Yuki Himoto1
1Department of Diagnostic Imaging and Nuclear Medicine, Kyoto Univesity Hospital, Kyoto, Japan
Synopsis
Keywords: Body: Urogenital
Motivation: Conventional MRI is crucial for uterine cancer in clinical settings. Radiomics, utilizing quantitative imaging features, has rapidly evolved in research. A brief review provides insights for addressing current clinical challenges and guiding future developments.
Goal(s): The goals are to grasp the roles of conventional MRI, achievements in radiomic studies for uterine cancer (particularly endometrial cancer), and the limitations and improvements in imaging quality.
Approach: Reviewing the latest research on MRI and radiomics in uterine cancer, with a primary focus on endometrial cancer.
Results: Despite limitations, radiomics continues to advance. Improvements in conventional MRI quality for gynecologic imaging are clinically significant and enhance radiomics.

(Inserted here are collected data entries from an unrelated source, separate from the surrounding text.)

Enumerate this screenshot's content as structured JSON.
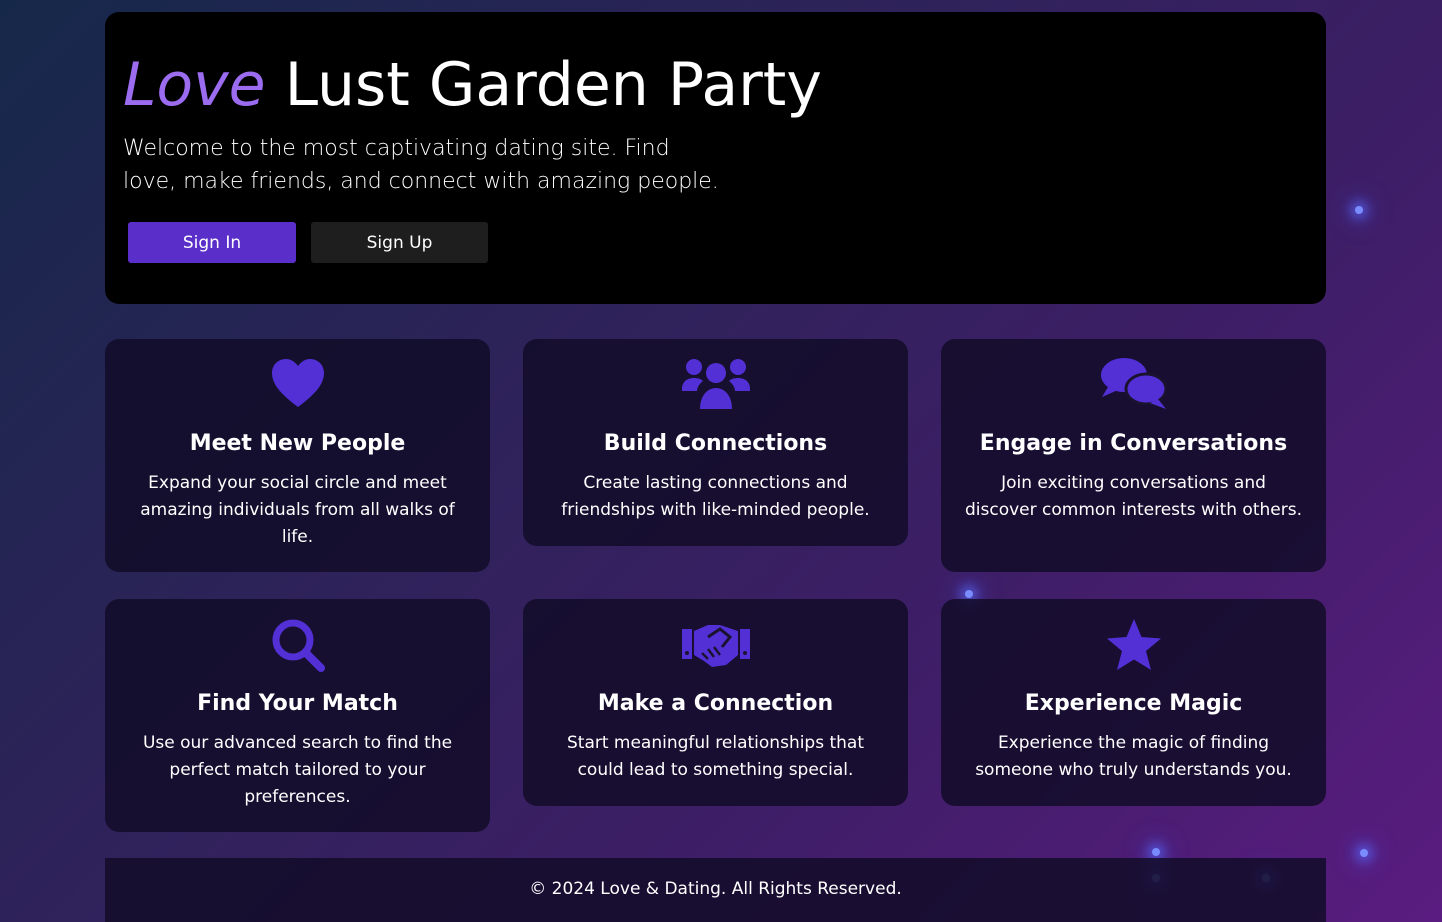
{
  "hero": {
    "title_accent": "Love",
    "title_rest": "Lust Garden Party",
    "description": "Welcome to the most captivating dating site. Find love, make friends, and connect with amazing people.",
    "sign_in_label": "Sign In",
    "sign_up_label": "Sign Up"
  },
  "features": [
    {
      "icon": "heart-icon",
      "title": "Meet New People",
      "text": "Expand your social circle and meet amazing individuals from all walks of life."
    },
    {
      "icon": "users-icon",
      "title": "Build Connections",
      "text": "Create lasting connections and friendships with like-minded people."
    },
    {
      "icon": "comments-icon",
      "title": "Engage in Conversations",
      "text": "Join exciting conversations and discover common interests with others."
    },
    {
      "icon": "search-icon",
      "title": "Find Your Match",
      "text": "Use our advanced search to find the perfect match tailored to your preferences."
    },
    {
      "icon": "handshake-icon",
      "title": "Make a Connection",
      "text": "Start meaningful relationships that could lead to something special."
    },
    {
      "icon": "star-icon",
      "title": "Experience Magic",
      "text": "Experience the magic of finding someone who truly understands you."
    }
  ],
  "footer": {
    "copyright": "© 2024 Love & Dating. All Rights Reserved."
  },
  "colors": {
    "accent": "#5a2fc9",
    "icon": "#5330d6",
    "title_accent": "#9b6cf0",
    "hero_bg": "#000000"
  }
}
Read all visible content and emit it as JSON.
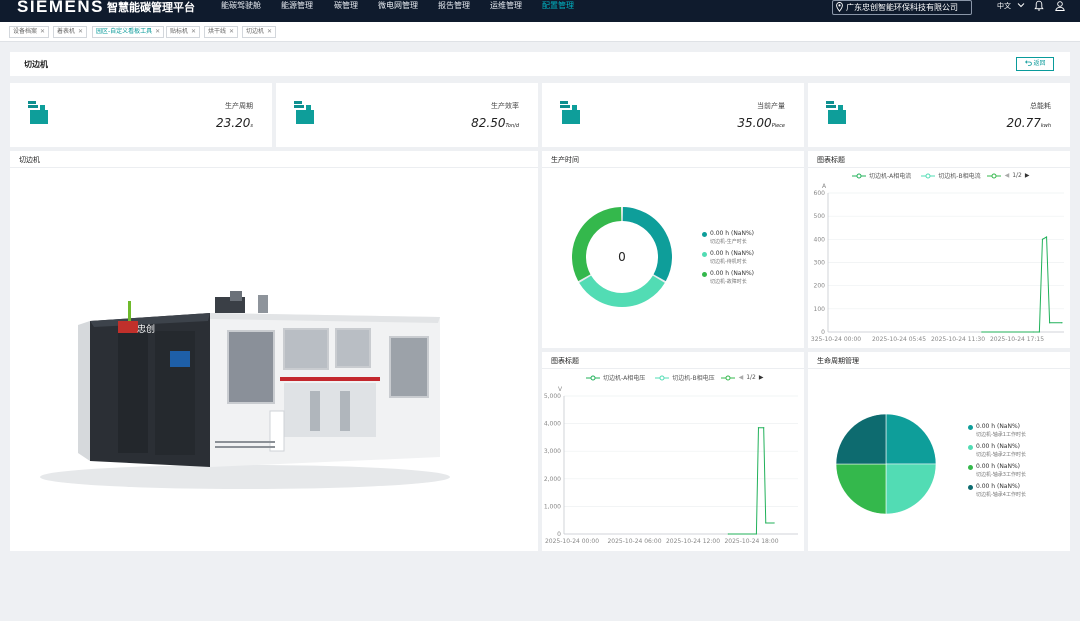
{
  "header": {
    "brand": "SIEMENS",
    "platform": "智慧能碳管理平台",
    "nav": [
      {
        "label": "能碳驾驶舱",
        "active": false
      },
      {
        "label": "能源管理",
        "active": false
      },
      {
        "label": "碳管理",
        "active": false
      },
      {
        "label": "微电网管理",
        "active": false
      },
      {
        "label": "报告管理",
        "active": false
      },
      {
        "label": "运维管理",
        "active": false
      },
      {
        "label": "配置管理",
        "active": true
      }
    ],
    "company": "广东忠创智能环保科技有限公司",
    "language": "中文"
  },
  "tabs": [
    {
      "label": "设备档案",
      "active": false
    },
    {
      "label": "着表机",
      "active": false
    },
    {
      "label": "园区-自定义看板工具",
      "active": true
    },
    {
      "label": "贴标机",
      "active": false
    },
    {
      "label": "烘干线",
      "active": false
    },
    {
      "label": "切边机",
      "active": false
    }
  ],
  "page": {
    "title": "切边机",
    "back_label": "返回"
  },
  "metrics": [
    {
      "label": "生产周期",
      "value": "23.20",
      "unit": "s"
    },
    {
      "label": "生产效率",
      "value": "82.50",
      "unit": "Ton/d"
    },
    {
      "label": "当前产量",
      "value": "35.00",
      "unit": "Piece"
    },
    {
      "label": "总能耗",
      "value": "20.77",
      "unit": "kwh"
    }
  ],
  "machine_panel": {
    "title": "切边机",
    "brand_mark": "忠创"
  },
  "production_time": {
    "title": "生产时间",
    "center_value": "0",
    "legend": [
      {
        "value": "0.00 h (NaN%)",
        "label": "切边机-生产时长",
        "color": "#0e9e9a"
      },
      {
        "value": "0.00 h (NaN%)",
        "label": "切边机-待机时长",
        "color": "#52dcb4"
      },
      {
        "value": "0.00 h (NaN%)",
        "label": "切边机-故障时长",
        "color": "#34b84c"
      }
    ]
  },
  "current_chart": {
    "title": "图表标题",
    "legend": [
      "切边机-A相电流",
      "切边机-B相电流"
    ],
    "pager": "1/2"
  },
  "voltage_chart": {
    "title": "图表标题",
    "legend": [
      "切边机-A相电压",
      "切边机-B相电压"
    ],
    "pager": "1/2"
  },
  "lifecycle": {
    "title": "生命周期管理",
    "legend": [
      {
        "value": "0.00 h (NaN%)",
        "label": "切边机-轴承1工作时长",
        "color": "#0e9e9a"
      },
      {
        "value": "0.00 h (NaN%)",
        "label": "切边机-轴承2工作时长",
        "color": "#52dcb4"
      },
      {
        "value": "0.00 h (NaN%)",
        "label": "切边机-轴承3工作时长",
        "color": "#34b84c"
      },
      {
        "value": "0.00 h (NaN%)",
        "label": "切边机-轴承4工作时长",
        "color": "#0d6b6f"
      }
    ]
  },
  "chart_data": [
    {
      "type": "line",
      "title": "图表标题",
      "ylabel": "A",
      "ylim": [
        0,
        600
      ],
      "yticks": [
        "0",
        "100",
        "200",
        "300",
        "400",
        "500",
        "600"
      ],
      "xticks": [
        "325-10-24 00:00",
        "2025-10-24 05:45",
        "2025-10-24 11:30",
        "2025-10-24 17:15"
      ],
      "xlim_hours": [
        0,
        23
      ],
      "series": [
        {
          "name": "切边机-A相电流",
          "color": "#21b15a",
          "points": [
            [
              15,
              0
            ],
            [
              20,
              0
            ],
            [
              20.6,
              0
            ],
            [
              20.9,
              400
            ],
            [
              21.3,
              410
            ],
            [
              21.6,
              40
            ],
            [
              22.8,
              40
            ]
          ]
        }
      ]
    },
    {
      "type": "line",
      "title": "图表标题",
      "ylabel": "V",
      "ylim": [
        0,
        5000
      ],
      "yticks": [
        "0",
        "1,000",
        "2,000",
        "3,000",
        "4,000",
        "5,000"
      ],
      "xticks": [
        "2025-10-24 00:00",
        "2025-10-24 06:00",
        "2025-10-24 12:00",
        "2025-10-24 18:00"
      ],
      "xlim_hours": [
        0,
        22.5
      ],
      "series": [
        {
          "name": "切边机-A相电压",
          "color": "#21b15a",
          "points": [
            [
              15.8,
              0
            ],
            [
              18.5,
              0
            ],
            [
              18.7,
              3850
            ],
            [
              19.2,
              3850
            ],
            [
              19.4,
              400
            ],
            [
              20.2,
              400
            ]
          ]
        }
      ]
    }
  ]
}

Impact: Grasping current improvements in MRI quality and radiomics,
along with identifying challenges, offers insights for addressing clinically
relevant issues in uterine cancer.
In endometrial and cervical cancer, MRI is primarily used for
accurate staging, with T2-weighted imaging (T2WI) as a key sequence [1]. Over the
past decade, diffusion-weighted imaging (DWI) has become widely accepted in
routine clinical practice. Recently, radiomics has gained attention in cancer
research, including gynecological cancers. In the context of endometrial
cancer, models focusing on lymphovascular invasion (LVI), deep myometrial
invasion, and lymph node metastasis have been major research subjects [2]. In cervical cancer, the main focuses have been on lymph node
metastasis and treatment response to chemoradiation. Radiomics might prove most
effective in addressing clinically relevant issues where current imaging
diagnostics struggle, such as predicting LVI, lymph node metastasis, or
treatment response.
Commonly
cited drawbacks of radiomics include issues related to generalizability and
reproducibility. While clinical implementation may take time, steady progress
is being made in overcoming these challenges [2, 3]. In considering MRI radiomics in uterine cancer, vulnerability
to artifacts is identified as a specific issue: motion artifacts from
respiratory movements or intestines; susceptibility artifacts by rectal air
often affecting DWI and its apparent diffusion coefficient (ADC) map. Motion
artifacts by intestines is particularly noteworthy when performed without the
administration of antispasmodics. Improving the robustness of T2WI and DWI to
artifact is essential to ensure the generalizability of radiomics.
Several
promising techniques have been reported for improving image quality. As a
representative, deep learning (DL) reconstruction is gaining attention [4]. DL reconstruction enhances spatial resolution, reduces noise,
and shortens acquisition time. The reduction of acquisition time, while
maintaining image quality, directly leads to artifact resistance. Obtaining
high-quality T2WI and DWI, even without antispasmodics, not only improves
conventional imaging diagnostics but also benefits image analysis techniques,
including radiomics. Furthermore, exploration of user-friendly clinical tools
based on advanced computation techniques is crucial in future imaging diagnostics,
extending beyond radiomics.Acknowledgements
No acknowledgement found.References
1. Kido, A., et al., Preoperative Imaging Evaluation of
Endometrial Cancer in FIGO 2023. J Magn Reson Imaging, 2023.
2. Lefebvre, T.L.,
et al., Development and Validation of
Multiparametric MRI-based Radiomics Models for Preoperative Risk Stratification
of Endometrial Cancer. Radiology, 2022. 305(2): p. 375-386.
3. Zwanenburg, A.,
et al., The Image Biomarker
Standardization Initiative: Standardized Quantitative Radiomics for
High-Throughput Image-based Phenotyping. Radiology, 2020. 295(2): p. 328-338.
4. Tsuboyama, T., et
al., Impact of Deep Learning
Reconstruction Combined With a Sharpening Filter on Single-Shot Fast Spin-Echo
T2-Weighted Magnetic Resonance Imaging of the Uterus. Invest Radiol, 2022. 57(6): p. 379-386.